Adam Duritz from the Counting Crows: Shala-lala-lalalaaa
Chris Garcia: I got a grey guitar and everything. I felt so ironic, ahem, symbolic yesterday.
Adam Duritz from the Counting Crows: Shala-lala-lalalaaa, yeah, uhuh.
Chris Garcia: Stop it!
Adam Duritz from the Counting Crows: Sorry, it's been a long December.
Chris Garcia: It's October.
Adam Duritz from the Counting Crows: Shalalalalalalalala
Chris Garcia: Dude! Cut it out, I need your advice. I'm broke and can't afford a dreadlock wig. That means I have exactly ONE DAY to grow dreads. What do I do?

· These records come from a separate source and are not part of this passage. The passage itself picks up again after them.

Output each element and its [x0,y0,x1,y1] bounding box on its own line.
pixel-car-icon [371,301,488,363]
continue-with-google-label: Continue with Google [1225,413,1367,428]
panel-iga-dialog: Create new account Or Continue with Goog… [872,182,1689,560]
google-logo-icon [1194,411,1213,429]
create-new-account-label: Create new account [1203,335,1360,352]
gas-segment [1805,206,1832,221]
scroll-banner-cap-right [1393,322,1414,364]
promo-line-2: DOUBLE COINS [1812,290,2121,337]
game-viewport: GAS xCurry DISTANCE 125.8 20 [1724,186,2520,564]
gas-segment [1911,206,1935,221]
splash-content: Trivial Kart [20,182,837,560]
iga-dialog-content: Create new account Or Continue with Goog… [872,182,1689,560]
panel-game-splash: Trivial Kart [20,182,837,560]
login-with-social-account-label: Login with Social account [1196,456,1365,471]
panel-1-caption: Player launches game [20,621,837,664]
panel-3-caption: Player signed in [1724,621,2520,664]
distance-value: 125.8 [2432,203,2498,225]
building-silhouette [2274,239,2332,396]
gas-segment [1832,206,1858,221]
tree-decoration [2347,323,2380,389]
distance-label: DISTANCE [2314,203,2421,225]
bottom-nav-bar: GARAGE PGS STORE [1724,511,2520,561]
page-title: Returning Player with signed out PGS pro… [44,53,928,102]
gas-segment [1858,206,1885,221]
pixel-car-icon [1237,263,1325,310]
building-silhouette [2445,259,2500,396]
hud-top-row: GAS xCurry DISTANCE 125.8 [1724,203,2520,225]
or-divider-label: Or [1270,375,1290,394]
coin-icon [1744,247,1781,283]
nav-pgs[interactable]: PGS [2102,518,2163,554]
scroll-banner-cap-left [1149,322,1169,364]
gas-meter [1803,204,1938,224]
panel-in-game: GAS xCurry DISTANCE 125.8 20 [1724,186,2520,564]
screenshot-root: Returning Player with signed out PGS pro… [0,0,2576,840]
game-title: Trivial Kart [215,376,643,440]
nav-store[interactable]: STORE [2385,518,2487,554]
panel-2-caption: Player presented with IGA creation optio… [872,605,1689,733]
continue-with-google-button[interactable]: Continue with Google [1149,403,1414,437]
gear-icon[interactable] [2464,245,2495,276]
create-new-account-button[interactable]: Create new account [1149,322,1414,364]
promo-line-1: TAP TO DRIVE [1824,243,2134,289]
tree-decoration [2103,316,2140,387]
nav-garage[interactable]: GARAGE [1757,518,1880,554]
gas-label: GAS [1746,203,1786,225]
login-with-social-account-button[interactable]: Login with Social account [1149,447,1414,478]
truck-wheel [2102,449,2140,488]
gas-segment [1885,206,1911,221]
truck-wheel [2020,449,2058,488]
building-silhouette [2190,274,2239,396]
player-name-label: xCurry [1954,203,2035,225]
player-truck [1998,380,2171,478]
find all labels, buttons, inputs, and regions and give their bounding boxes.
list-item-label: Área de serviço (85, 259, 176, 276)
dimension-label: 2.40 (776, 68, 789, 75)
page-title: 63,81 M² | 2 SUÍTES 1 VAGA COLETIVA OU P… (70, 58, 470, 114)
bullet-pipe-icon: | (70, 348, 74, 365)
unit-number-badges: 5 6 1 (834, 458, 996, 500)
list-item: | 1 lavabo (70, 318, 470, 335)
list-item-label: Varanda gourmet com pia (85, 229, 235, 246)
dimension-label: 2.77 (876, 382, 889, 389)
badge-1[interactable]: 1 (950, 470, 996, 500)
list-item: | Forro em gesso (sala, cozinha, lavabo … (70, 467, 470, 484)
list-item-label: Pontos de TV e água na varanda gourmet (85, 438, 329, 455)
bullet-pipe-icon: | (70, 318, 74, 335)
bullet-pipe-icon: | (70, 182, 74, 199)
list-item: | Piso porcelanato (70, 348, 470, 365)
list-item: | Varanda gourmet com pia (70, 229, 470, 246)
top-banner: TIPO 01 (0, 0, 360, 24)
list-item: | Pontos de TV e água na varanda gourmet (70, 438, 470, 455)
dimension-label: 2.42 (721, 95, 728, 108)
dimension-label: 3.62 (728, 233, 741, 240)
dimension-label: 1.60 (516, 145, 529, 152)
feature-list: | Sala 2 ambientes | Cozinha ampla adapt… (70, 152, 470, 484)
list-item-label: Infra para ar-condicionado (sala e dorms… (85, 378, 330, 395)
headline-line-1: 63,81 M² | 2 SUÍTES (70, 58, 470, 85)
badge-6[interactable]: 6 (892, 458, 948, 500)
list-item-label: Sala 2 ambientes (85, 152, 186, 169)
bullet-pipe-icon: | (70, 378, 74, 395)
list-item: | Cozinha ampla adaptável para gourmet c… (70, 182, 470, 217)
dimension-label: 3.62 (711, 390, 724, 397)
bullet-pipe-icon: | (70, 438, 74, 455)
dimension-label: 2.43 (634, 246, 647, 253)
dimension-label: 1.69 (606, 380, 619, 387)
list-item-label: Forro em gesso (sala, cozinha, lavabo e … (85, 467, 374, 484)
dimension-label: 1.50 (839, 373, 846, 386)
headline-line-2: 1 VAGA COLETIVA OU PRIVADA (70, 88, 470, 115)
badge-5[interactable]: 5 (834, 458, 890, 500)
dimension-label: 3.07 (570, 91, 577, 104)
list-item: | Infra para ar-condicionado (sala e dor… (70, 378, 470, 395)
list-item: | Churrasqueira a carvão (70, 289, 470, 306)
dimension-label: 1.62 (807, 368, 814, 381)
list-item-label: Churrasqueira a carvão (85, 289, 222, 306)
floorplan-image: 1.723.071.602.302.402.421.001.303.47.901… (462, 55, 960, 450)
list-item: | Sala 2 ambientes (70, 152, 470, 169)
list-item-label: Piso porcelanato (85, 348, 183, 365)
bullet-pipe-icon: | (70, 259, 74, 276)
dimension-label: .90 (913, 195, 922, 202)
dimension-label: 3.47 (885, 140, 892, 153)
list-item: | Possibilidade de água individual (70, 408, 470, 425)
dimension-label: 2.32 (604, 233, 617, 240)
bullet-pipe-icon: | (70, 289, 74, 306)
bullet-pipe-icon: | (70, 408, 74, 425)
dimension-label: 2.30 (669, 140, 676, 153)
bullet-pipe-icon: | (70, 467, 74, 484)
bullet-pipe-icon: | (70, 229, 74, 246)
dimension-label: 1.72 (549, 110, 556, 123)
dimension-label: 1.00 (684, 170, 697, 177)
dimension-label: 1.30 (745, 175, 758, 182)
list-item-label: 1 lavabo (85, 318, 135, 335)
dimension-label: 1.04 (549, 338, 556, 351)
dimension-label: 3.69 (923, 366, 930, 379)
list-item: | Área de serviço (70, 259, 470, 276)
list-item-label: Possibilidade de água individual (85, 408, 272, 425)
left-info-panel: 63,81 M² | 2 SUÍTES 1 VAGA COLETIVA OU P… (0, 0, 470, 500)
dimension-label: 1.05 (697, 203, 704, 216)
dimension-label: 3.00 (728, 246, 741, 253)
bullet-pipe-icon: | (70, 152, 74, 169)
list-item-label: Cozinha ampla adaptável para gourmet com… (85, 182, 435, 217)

Adam Duritz from the Counting Crows: You really want to know how to grow dreadlocks in two days?
Chris Garcia: Yes.
Adam Duritz from the Counting Crows: Hug a thousand lesbians.
Chris Garcia: That works?
Adam Duritz from the Counting Crows: Round here, we all look the same.
Chris Garcia: Awesome thanks, dude! I'll get right on that.
Adam Duritz from the Counting Crows: Anything else I can help you out with today?
Chris Garcia: Yeah, I'd like an iced hazelnut latte, please.
Adam Duritz from the Counting Crows: One Shalalalalalala-latte coming right up.